Under the new treaty, dividend payments will be subject to withholding tax at the rate of 10%, which may be reduced to 5% if the beneficial owner holds directly at least 25% of the capital of the dividend paying company. Withholding tax on interest payments shall not exceed the rate of 5% provided that the recipient is the beneficial owner of such interest income. Withholding tax on royalty payments shall not exceed the rate of 6% provided that the recipient is the beneficial owner of such royalty income. In addition, capital gains arising from the alienation of the shares of a company will be taxable only in the state of residency of the person alienating the assets, unless more than 50% of the value of such shares derives directly from immovable property situated in the other state in which case taxation will be levied at the state where the immovable property is situated.
What is interesting to note, is that unlike other treaties recently concluded by Cyprus, this treaty does not provide for a separate article covering offshore activities.
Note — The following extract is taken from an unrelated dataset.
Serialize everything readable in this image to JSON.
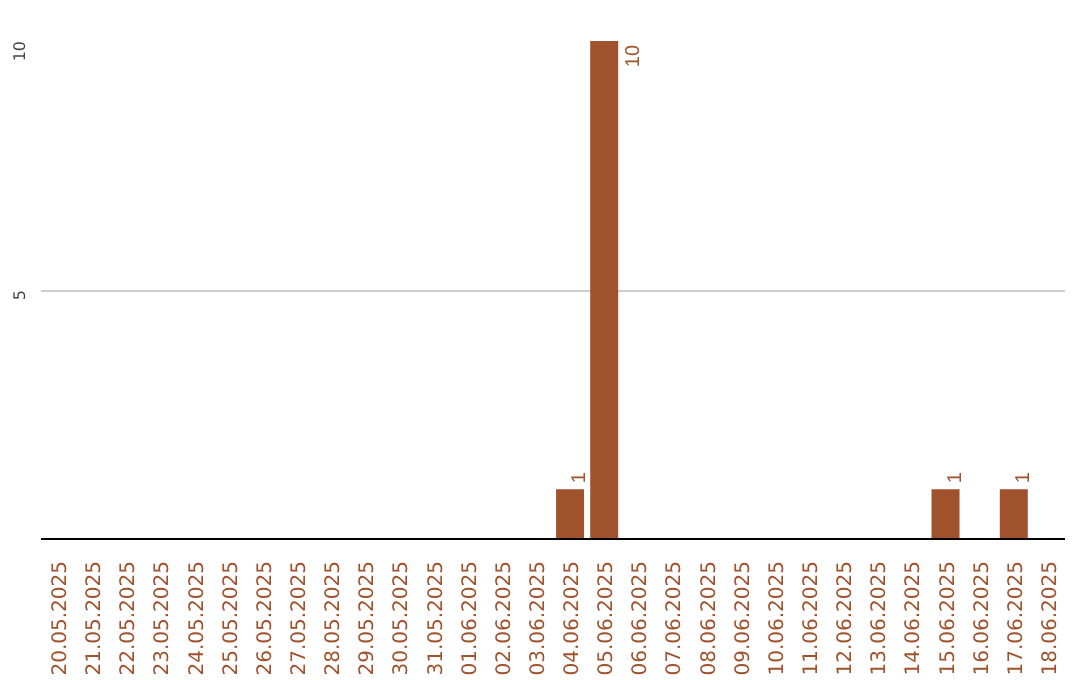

Although it is highlighted that as per Article 6(2), any income derived from rights to variable or fixed payments as consideration for the working of, or the right to work, mineral deposits, sources and other natural resources including oil, gas and quarries, should be considered as income from immovable property and may be taxed in the contracting state of situs.
With this new treaty, Cyprus has further expanded its extensive Double Tax Treaty network and aims to strengthen its economic and commercial relations with Iran.